Du coup, le gouvernement cherche des solutions sans que cela ne s’impute sur le budget de l’Etat. Un casse-tête. Concernant l’achat de cars, qui plus est décarbonés, François Durovray explore une piste : les faire en partie financer par les CEE (Certificat d’économie d’énergie) payés par les entreprises les plus polluantes. Sur les six milliards d’euros de recettes, seulement 6% vont à la mobilité propre. Une modification dans un texte technique devrait permettre cette évolution majeure. Pour la prise en charge du fonctionnement de ces lignes de cars express, le ministre des Transports ne veut pas trop en dire : « J’ai bon espoir que d’ici la fin de l’année on trouve un véhicule qui permette aux territoires d’avoir des ressources pour développer ces services », souligne-t-il.

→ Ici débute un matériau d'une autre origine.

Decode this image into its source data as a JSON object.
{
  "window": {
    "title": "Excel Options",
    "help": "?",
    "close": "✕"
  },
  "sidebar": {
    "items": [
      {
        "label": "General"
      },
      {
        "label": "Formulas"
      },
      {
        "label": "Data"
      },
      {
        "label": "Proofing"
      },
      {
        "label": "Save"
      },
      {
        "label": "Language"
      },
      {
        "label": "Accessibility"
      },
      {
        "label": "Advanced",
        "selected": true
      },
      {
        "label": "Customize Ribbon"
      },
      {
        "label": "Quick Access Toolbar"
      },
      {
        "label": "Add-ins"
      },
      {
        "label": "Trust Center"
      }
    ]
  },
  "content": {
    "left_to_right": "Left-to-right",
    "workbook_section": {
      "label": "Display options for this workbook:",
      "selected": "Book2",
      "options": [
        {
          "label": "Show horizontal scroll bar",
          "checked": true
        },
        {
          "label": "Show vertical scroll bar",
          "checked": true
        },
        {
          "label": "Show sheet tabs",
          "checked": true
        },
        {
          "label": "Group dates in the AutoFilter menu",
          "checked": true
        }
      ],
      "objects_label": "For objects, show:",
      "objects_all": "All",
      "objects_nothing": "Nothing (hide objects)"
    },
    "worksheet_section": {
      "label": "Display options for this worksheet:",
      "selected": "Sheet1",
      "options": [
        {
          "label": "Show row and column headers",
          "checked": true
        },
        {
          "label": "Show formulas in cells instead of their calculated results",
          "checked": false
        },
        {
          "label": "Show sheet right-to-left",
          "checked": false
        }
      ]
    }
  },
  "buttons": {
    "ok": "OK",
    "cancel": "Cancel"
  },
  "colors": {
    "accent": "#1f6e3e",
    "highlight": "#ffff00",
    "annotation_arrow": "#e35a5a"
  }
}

Faire en sorte que les régions puissent toucher le VM (Versement mobilité) payé par les entreprises pourrait être une piste. Aujourd’hui, seule l’Île-de-France en bénéficie car elle gère tous les transports en commun (trains de banlieue, métro, tramway...) à la différence des autres régions en charge uniquement des TER. Comme d’habitude, il faudra donc attendre la fin des négociations budgétaires pour avoir le fin mot de l’histoire. Pour repartir sur de meilleures bases, François Durovray organisera début 2025 une conférence sur le financement des infrastructures. « Elle doit nous permettre de trouver les financements, sans mobiliser le budget de l’État, pour déterminer les travaux routiers et ferroviaires qu’on est en mesure de faire sur les dix à quinze prochaines années », décrypte-t-il. Là encore un exercice de haute voltige en période de contrainte budgétaire maximum.